Dr. Gonzales, born in Peru, immigrated to the United States. “Overcoming financial and cultural difficulties did not stop my aspiration to go to college and to work. On the contrary, it gave me the fantastic boost I needed to become a great professional and to start believing I could become a more competent scientist,” Dr. Gonzales said.
“At first, the English language was a challenge for him,” Professor Paris Svoronos, Dr. Gonzales’ teacher and longtime mentor, said. “However, he had a good math background, and so he was enrolled in General Chemistry I.”
“I did not perform as well as I expected. Perhaps my bloom in chemistry was taking longer,” Dr. Gonzales said. With determination, Dr. Gonzales redoubled his efforts and successfully repeated the course. He then completed Honors General Chemistry II with Dr. Moni Chauhan. It was time to tackle Organic Chemistry I and II. Although Dr. Gonzales had an opportunity to enroll in another section, he wanted to work with Dr. Svoronos. “I was enamored with his strict disciplinarian (but encouraging) attitude and motivational coaching which was coupled with the lending of his ear to me when I needed it,” Dr. Gonzales said. “It was at that time that my English and self-confidence improved.”
“Organic chemistry is like a chess game. It requires critical thinking and creativity,” Dr. Svoronos said. “Junior Gonzales was tenacious and special. He created his own mechanisms and roadmaps to solve problems in class. He would come up to the blackboard and challenge me. It really got me to think. I was on the intellectual defensive. He has a great mind.”
In 2006, Dr. Gonzales was selected to participate in the Queensborough Bridges to the Baccalaureate Program. The program, funded by the National Institutes of Health (NIH), is designed to increase the number of underrepresented science students who transfer to a four-year baccalaureate-granting institution and pursue careers in science or biomedicine. Dr. Gonzales, who, at that time was interested in a career in pharmacy, worked with Dr.
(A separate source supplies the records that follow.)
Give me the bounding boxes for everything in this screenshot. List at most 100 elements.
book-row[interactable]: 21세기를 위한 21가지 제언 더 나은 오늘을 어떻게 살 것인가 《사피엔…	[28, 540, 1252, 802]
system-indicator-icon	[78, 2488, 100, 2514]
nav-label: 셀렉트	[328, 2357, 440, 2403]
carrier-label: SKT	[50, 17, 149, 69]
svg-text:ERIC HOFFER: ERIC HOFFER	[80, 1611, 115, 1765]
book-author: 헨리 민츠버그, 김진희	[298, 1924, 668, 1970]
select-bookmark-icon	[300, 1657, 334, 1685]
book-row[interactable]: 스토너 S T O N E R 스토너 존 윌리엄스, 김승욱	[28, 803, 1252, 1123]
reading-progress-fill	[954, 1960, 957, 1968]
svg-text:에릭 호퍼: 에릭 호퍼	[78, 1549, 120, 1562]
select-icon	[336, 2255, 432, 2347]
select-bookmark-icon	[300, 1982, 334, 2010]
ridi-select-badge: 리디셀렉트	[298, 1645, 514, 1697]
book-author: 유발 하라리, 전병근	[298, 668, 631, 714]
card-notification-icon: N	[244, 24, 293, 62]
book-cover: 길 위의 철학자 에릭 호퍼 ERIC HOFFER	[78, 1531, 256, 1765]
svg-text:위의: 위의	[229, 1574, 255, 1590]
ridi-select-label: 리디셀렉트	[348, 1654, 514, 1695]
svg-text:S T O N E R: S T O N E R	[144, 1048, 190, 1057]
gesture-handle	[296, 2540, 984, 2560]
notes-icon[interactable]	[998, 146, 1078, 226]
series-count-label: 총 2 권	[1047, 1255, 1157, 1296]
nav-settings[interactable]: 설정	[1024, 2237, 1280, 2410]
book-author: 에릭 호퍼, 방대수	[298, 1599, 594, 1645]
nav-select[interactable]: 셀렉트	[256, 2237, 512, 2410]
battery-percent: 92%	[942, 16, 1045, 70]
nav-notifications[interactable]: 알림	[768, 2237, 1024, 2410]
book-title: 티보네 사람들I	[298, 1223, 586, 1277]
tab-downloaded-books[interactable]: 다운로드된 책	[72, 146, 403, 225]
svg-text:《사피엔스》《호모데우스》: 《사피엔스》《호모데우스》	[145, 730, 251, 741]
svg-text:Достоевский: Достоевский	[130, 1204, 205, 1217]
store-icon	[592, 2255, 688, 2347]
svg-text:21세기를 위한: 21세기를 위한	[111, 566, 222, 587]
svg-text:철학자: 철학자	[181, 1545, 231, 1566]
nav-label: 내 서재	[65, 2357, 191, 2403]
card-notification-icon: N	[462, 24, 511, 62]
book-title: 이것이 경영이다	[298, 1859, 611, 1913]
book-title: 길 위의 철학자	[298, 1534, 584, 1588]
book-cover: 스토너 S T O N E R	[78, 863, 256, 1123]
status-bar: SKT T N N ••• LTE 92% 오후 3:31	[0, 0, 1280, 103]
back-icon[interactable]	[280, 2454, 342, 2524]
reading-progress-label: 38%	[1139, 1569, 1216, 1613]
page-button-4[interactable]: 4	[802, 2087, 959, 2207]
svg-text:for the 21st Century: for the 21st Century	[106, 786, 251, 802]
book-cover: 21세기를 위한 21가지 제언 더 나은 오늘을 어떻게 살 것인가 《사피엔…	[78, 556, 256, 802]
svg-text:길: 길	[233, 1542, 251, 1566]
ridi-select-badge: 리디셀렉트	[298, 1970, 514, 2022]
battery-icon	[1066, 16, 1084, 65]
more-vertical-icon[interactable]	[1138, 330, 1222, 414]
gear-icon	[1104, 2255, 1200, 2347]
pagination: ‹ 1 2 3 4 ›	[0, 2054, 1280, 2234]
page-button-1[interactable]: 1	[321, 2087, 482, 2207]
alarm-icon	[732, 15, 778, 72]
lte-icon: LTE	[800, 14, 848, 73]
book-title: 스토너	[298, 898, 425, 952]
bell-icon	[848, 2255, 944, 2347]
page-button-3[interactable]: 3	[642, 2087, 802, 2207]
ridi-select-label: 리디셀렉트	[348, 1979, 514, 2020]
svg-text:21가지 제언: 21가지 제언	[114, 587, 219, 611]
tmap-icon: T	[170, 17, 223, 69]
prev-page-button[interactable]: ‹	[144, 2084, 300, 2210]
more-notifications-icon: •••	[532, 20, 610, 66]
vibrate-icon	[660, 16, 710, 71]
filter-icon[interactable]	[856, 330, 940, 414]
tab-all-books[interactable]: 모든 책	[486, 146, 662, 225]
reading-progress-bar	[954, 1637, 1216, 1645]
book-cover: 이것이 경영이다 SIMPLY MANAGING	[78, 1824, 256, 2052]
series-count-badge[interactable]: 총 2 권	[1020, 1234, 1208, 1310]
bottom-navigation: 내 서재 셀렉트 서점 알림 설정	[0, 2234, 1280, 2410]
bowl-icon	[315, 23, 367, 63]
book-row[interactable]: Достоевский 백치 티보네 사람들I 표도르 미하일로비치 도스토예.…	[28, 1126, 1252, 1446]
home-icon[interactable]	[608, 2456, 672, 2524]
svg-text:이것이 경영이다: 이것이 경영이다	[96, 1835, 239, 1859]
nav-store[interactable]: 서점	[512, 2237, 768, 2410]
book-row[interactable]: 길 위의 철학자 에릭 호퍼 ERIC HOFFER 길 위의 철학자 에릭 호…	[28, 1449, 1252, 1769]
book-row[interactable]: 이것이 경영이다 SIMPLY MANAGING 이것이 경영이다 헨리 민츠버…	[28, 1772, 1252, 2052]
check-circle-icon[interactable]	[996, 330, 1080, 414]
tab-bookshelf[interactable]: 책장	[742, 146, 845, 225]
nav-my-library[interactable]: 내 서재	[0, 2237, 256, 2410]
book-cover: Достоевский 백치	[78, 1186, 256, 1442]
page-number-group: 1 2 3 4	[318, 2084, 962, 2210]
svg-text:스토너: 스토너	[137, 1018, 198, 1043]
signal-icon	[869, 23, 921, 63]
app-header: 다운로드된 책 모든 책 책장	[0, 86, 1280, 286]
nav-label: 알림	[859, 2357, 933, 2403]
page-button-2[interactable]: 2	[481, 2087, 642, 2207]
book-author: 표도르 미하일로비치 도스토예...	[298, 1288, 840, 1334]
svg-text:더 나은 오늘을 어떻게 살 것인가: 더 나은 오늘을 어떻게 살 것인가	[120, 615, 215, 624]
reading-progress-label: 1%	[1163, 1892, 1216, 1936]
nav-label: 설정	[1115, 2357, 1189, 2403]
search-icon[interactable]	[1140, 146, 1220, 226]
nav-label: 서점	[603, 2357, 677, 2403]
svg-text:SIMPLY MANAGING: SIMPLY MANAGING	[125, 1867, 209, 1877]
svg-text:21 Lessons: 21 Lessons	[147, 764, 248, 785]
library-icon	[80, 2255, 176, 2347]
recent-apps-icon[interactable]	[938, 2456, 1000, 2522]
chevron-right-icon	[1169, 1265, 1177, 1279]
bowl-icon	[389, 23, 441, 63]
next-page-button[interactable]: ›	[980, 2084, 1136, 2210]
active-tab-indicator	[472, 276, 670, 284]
Joseph Bertorelli on a research project entitled “Pharmaceuticals, a Necessary Evil?”
During his time at Queensborough, Dr. Gonzales’ in-classroom experiences were enhanced by internships that introduced him to real-world challenges. At the New York Department of Environmental Protection (DEP), Dr. Gonzales analyzed water samples for toxic heavy metals and microorganisms allowing the DEP to gain insight into the origins of the pollutants. At the Food and Drug Administration (FDA), he tested for the presence of pesticides in imported shrimp as a part of the FDA’s effort to safeguard the food supply.
After graduating from Queensborough in 2008, Dr. Gonzales went on to earn his Bachelor of Science in Chemistry at Hunter College where he received scholarships. He also had an internship at Columbia University and presented his research at various conferences. To cap his education, Dr. Gonzales enrolled at the CUNY Graduate Center where he received his PhD in Nanotechnology and Organic Chemistry in the spring of 2017. Dr. Gonzales also patented the molecules that he synthesized during his graduate training. In addition, he trained in clinical research at Weill Cornell Medical College through their Clinical and Transitional Science Center program.
Dr. Gonzales is now following in the footsteps of his mentor. “I have always been interested in sharing my knowledge with others the same way it was taught to me by others.” Dr. Gonzales said. “I had the chance to teach my first Organic Chemistry class at Borough of Manhattan Community College (BMCC) and at Hunter College. I motivate and challenge my students in the same way that Dr. Svoronos first taught me at Queensborough.”
“What I admire most about Junior Gonzales is his loyalty,” Dr. Svoronos said. “He is fiercely loyal to the people he cares about. He has become a dedicated student and teacher.”
Fulfilling a longstanding wish, Dr. Gonzales now works as a research scientist at Memorial Sloan Kettering Cancer Center. He contributes his knowledge and experience to study cancer and make a difference in the lives of so many who fight this disease.
Dr. Gonzales’ career goals include increasing his training to become a high-ranking innovator and scientist, a mentor, the head of a lab and to continue acquiring expertise to develop research on small molecules in disease therapy leading to the improvement of human health.